C’est à ce groupe que se rattachent les lampes Edison. Dans les premiers temps on a employé la lumière électrique pour éclairer les places publiques, les grands ateliers etc., il fallait une machine dynamoélectrique pour chaque lampe. Dans ces conditions on ne pouvait songer »à appliquer la lumière électrique à l’éclairage des appartements.

La question a changé, du jour où l’on a découvert des machines, qui permettent de diviser la lumière électrique comme on divise, à l’aide de conduites spéciales, le gaz qui vient du même gazomètre.

Je ne puis entrer dans la description des appareils divers destinés à produire, à diviser, à régulariser la lumière électrique, il faudrait donner pour cela des détails par trop techniques ; mais je puis répondre à une question que l’on me fait, mais cette lumière si belle doit être bien chère ?

Pas autant qu’on pourrait le croire, et dans certaines conditions même, elle est plus économique que le gaz : par exemple, dans le cas où les machines sont mises en mouvement par une chute d’eau elle est de beaucoup plus économique.

Prenons un exemple dans le cas le plus défavorable, celui où il faut dépenser du combustible pour mettre en mouvement la machine : «quatre mètres cubes de gaz, nous dit M. de Parville, ne peuvent donner en brûlant dans des becs ordinaires que la lumière de 40 lampes carcel ; 4 mètres cubes de gaz utilisés dans un moteur Otto pour faire de la force, actionner une machine magnéto-électrique, et alimenter un régulateur, fournissent 300 becs carcel.»

Pour la même dépense, on a sept fois et demie plus de lumière. Un autre avantage c’est qu’avec cette grande quantité de lumière, la chaleur est 150 fois plus faible qu’avec le gaz.

M. Edison a commencé à établir l’éclairage à domicile dans un quartier de New-York; d’une usine centrale partent des câbles chargés de transporter en se divisant, l’électricité dans les rues et de là dans les maisons et les appartements. On établit des compteurs pour calculer la dépense journalière, comme on le fait pour le gaz ; il suffit de toucher un bouton ou de tourner un robinet pour que les appartements s’éclairent.

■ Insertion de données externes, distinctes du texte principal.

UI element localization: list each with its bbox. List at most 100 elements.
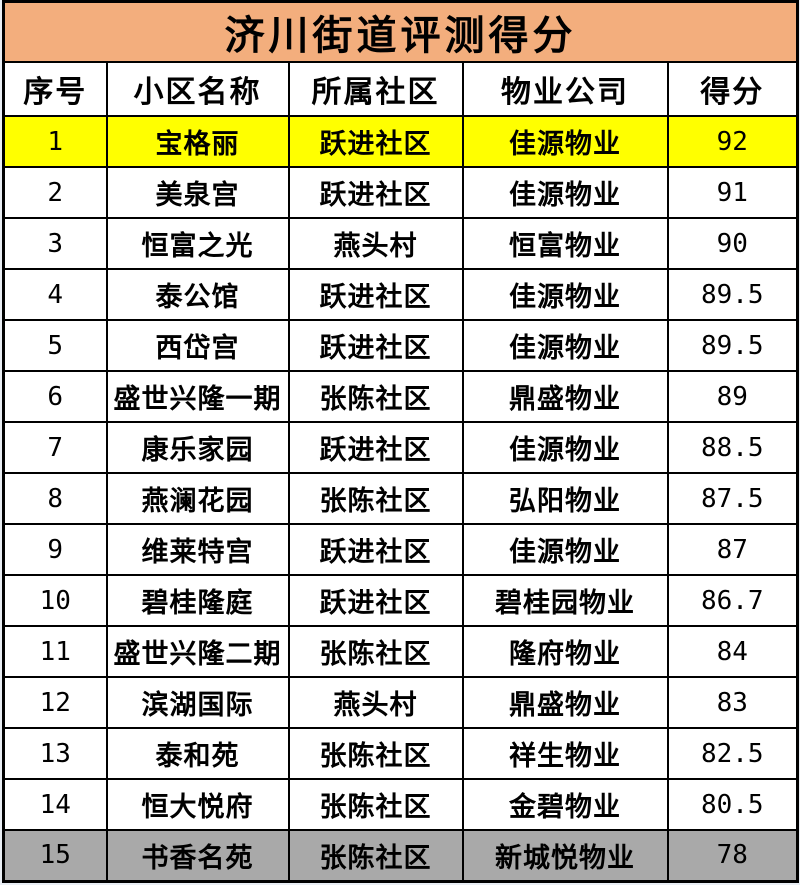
property-company-cell: 弘阳物业 <box>461 472 669 525</box>
score-cell: 89.5 <box>666 268 799 321</box>
score-cell: 82.5 <box>666 727 799 780</box>
property-company-cell: 佳源物业 <box>461 319 669 372</box>
community-name-cell: 书香名苑 <box>105 829 290 882</box>
community-name-cell: 宝格丽 <box>105 115 290 168</box>
table-row: 10 碧桂隆庭 跃进社区 碧桂园物业 86.7 <box>2 574 799 627</box>
table-row: 2 美泉宫 跃进社区 佳源物业 91 <box>2 166 799 219</box>
header-col-score: 得分 <box>666 61 799 117</box>
community-name-cell: 泰和苑 <box>105 727 290 780</box>
score-cell: 89 <box>666 370 799 423</box>
score-cell: 89.5 <box>666 319 799 372</box>
row-number-cell: 13 <box>2 727 108 780</box>
property-company-cell: 恒富物业 <box>461 217 669 270</box>
community-name-cell: 美泉宫 <box>105 166 290 219</box>
score-cell: 91 <box>666 166 799 219</box>
score-cell: 87 <box>666 523 799 576</box>
table-row: 5 西岱宫 跃进社区 佳源物业 89.5 <box>2 319 799 372</box>
property-company-cell: 金碧物业 <box>461 778 669 831</box>
district-cell: 跃进社区 <box>287 166 464 219</box>
row-number-cell: 15 <box>2 829 108 882</box>
district-cell: 跃进社区 <box>287 574 464 627</box>
property-company-cell: 祥生物业 <box>461 727 669 780</box>
score-cell: 84 <box>666 625 799 678</box>
header-col-district: 所属社区 <box>287 61 464 117</box>
district-cell: 张陈社区 <box>287 472 464 525</box>
district-cell: 张陈社区 <box>287 370 464 423</box>
property-company-cell: 佳源物业 <box>461 268 669 321</box>
community-name-cell: 维莱特宫 <box>105 523 290 576</box>
row-number-cell: 12 <box>2 676 108 729</box>
row-number-cell: 14 <box>2 778 108 831</box>
district-cell: 跃进社区 <box>287 421 464 474</box>
community-name-cell: 燕澜花园 <box>105 472 290 525</box>
district-cell: 跃进社区 <box>287 115 464 168</box>
district-cell: 张陈社区 <box>287 778 464 831</box>
community-name-cell: 碧桂隆庭 <box>105 574 290 627</box>
score-cell: 88.5 <box>666 421 799 474</box>
row-number-cell: 4 <box>2 268 108 321</box>
header-row: 序号 小区名称 所属社区 物业公司 得分 <box>2 61 799 117</box>
row-number-cell: 1 <box>2 115 108 168</box>
table-row: 15 书香名苑 张陈社区 新城悦物业 78 <box>2 829 799 882</box>
table-row: 3 恒富之光 燕头村 恒富物业 90 <box>2 217 799 270</box>
row-number-cell: 2 <box>2 166 108 219</box>
community-name-cell: 盛世兴隆二期 <box>105 625 290 678</box>
row-number-cell: 3 <box>2 217 108 270</box>
community-name-cell: 滨湖国际 <box>105 676 290 729</box>
score-cell: 78 <box>666 829 799 882</box>
community-name-cell: 恒富之光 <box>105 217 290 270</box>
title-row: 济川街道评测得分 <box>2 0 799 63</box>
community-name-cell: 盛世兴隆一期 <box>105 370 290 423</box>
district-cell: 张陈社区 <box>287 727 464 780</box>
row-number-cell: 10 <box>2 574 108 627</box>
score-cell: 83 <box>666 676 799 729</box>
header-col-number: 序号 <box>2 61 108 117</box>
community-name-cell: 恒大悦府 <box>105 778 290 831</box>
district-cell: 跃进社区 <box>287 319 464 372</box>
score-cell: 92 <box>666 115 799 168</box>
district-cell: 燕头村 <box>287 217 464 270</box>
score-cell: 90 <box>666 217 799 270</box>
district-cell: 张陈社区 <box>287 625 464 678</box>
community-name-cell: 泰公馆 <box>105 268 290 321</box>
header-col-property-company: 物业公司 <box>461 61 669 117</box>
row-number-cell: 6 <box>2 370 108 423</box>
score-cell: 87.5 <box>666 472 799 525</box>
table-row: 6 盛世兴隆一期 张陈社区 鼎盛物业 89 <box>2 370 799 423</box>
table-row: 11 盛世兴隆二期 张陈社区 隆府物业 84 <box>2 625 799 678</box>
header-col-community-name: 小区名称 <box>105 61 290 117</box>
table-body: 1 宝格丽 跃进社区 佳源物业 92 2 美泉宫 跃进社区 佳源物业 91 3 恒富之光 燕头村 恒富物业… <box>2 115 799 882</box>
property-company-cell: 佳源物业 <box>461 115 669 168</box>
row-number-cell: 5 <box>2 319 108 372</box>
table-row: 12 滨湖国际 燕头村 鼎盛物业 83 <box>2 676 799 729</box>
table-row: 13 泰和苑 张陈社区 祥生物业 82.5 <box>2 727 799 780</box>
property-company-cell: 鼎盛物业 <box>461 370 669 423</box>
property-company-cell: 隆府物业 <box>461 625 669 678</box>
property-company-cell: 佳源物业 <box>461 523 669 576</box>
row-number-cell: 7 <box>2 421 108 474</box>
property-company-cell: 鼎盛物业 <box>461 676 669 729</box>
table-row: 1 宝格丽 跃进社区 佳源物业 92 <box>2 115 799 168</box>
table-row: 4 泰公馆 跃进社区 佳源物业 89.5 <box>2 268 799 321</box>
property-company-cell: 新城悦物业 <box>461 829 669 882</box>
score-cell: 80.5 <box>666 778 799 831</box>
table-row: 14 恒大悦府 张陈社区 金碧物业 80.5 <box>2 778 799 831</box>
page-title: 济川街道评测得分 <box>2 0 799 63</box>
table-row: 7 康乐家园 跃进社区 佳源物业 88.5 <box>2 421 799 474</box>
table-row: 8 燕澜花园 张陈社区 弘阳物业 87.5 <box>2 472 799 525</box>
district-cell: 燕头村 <box>287 676 464 729</box>
table-row: 9 维莱特宫 跃进社区 佳源物业 87 <box>2 523 799 576</box>
property-company-cell: 碧桂园物业 <box>461 574 669 627</box>
property-company-cell: 佳源物业 <box>461 166 669 219</box>
district-cell: 张陈社区 <box>287 829 464 882</box>
row-number-cell: 8 <box>2 472 108 525</box>
district-cell: 跃进社区 <box>287 268 464 321</box>
row-number-cell: 11 <box>2 625 108 678</box>
community-name-cell: 西岱宫 <box>105 319 290 372</box>
row-number-cell: 9 <box>2 523 108 576</box>
property-company-cell: 佳源物业 <box>461 421 669 474</box>
community-name-cell: 康乐家园 <box>105 421 290 474</box>
score-cell: 86.7 <box>666 574 799 627</box>
district-cell: 跃进社区 <box>287 523 464 576</box>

Quand verrons-nous la lumière électrique entrer dans la vie privée des Européens, je l’ignore ; mais je crois qu’avant peu de temps elle deviendra le mode préféré pour l’éclairage des ateliers et des usines ; on évitera ainsi la chaleur si fatigante de la lampe à pétrole ou du gaz, ainsi que de nombreuses causes d’incendie.

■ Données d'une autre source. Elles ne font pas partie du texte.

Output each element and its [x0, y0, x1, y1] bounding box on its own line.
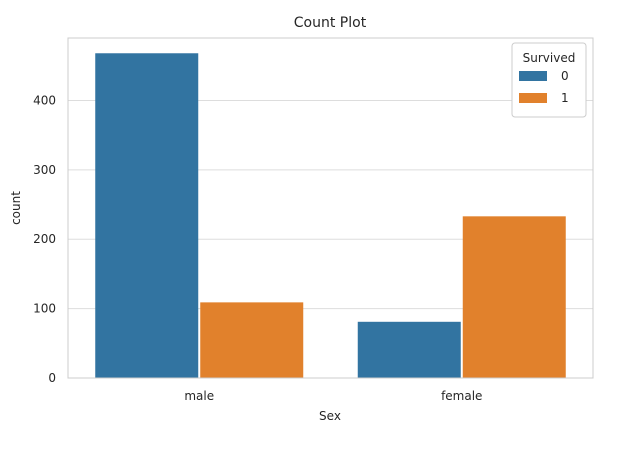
y-tick-labels: 0 100 200 300 400	[33, 93, 56, 385]
bar-male-survived-1	[200, 302, 304, 378]
plot-frame	[67, 37, 594, 379]
legend-swatch-1	[519, 93, 547, 103]
legend-swatch-0	[519, 71, 547, 81]
bar-female-survived-0	[357, 321, 461, 378]
bar-female-survived-1	[462, 216, 566, 378]
legend-label-0: 0	[561, 69, 569, 83]
y-tick-label-100: 100	[33, 302, 56, 316]
y-tick-label-400: 400	[33, 93, 56, 107]
bars	[95, 53, 566, 378]
bar-male-survived-0	[95, 53, 199, 378]
legend-items: 01	[519, 69, 569, 105]
y-axis-label: count	[9, 191, 23, 225]
y-tick-label-200: 200	[33, 232, 56, 246]
x-axis-label: Sex	[319, 409, 341, 423]
legend: Survived 01	[511, 42, 587, 118]
y-tick-label-300: 300	[33, 163, 56, 177]
legend-label-1: 1	[561, 91, 569, 105]
x-tick-label-female: female	[441, 389, 482, 403]
x-tick-label-male: male	[184, 389, 214, 403]
x-tick-labels: male female	[184, 389, 482, 403]
legend-title: Survived	[523, 51, 576, 65]
chart-title: Count Plot	[294, 15, 367, 31]
y-tick-label-0: 0	[48, 371, 56, 385]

Comme la force, la lumière électrique peut s’envoyer à distance, je ne citerai comme exemple que la salle de l’Opéra qui a été éclairée par de l’électricité produite aux Champs-Elysées, ce qui représente plusieurs kilomètres de fil.

La Perse ne veut pas demeurer en arrière, elle ne craint pas les progrès de l’industrie, comme le prouve la nouvelle venue de Téhéran. On annonçait que S. M. le Shah avait présidé dans les premiers jours d’octobre à la cérémonie d’inauguration de la première usine à gaz créée en Perse.

Elle a été construite par un Français M. Fabius Boital. C’est au bruit des fanfares que le Shah a allumé le premier bec de gaz. La France était représentée par son chargé d’affaires et le personnel de la légation. Nous apprendrons peut-être bientôt que dans ce pays du soleil la lumière du gaz paraît trop sombre et que l’on songe à la remplacer par la lumière électrique.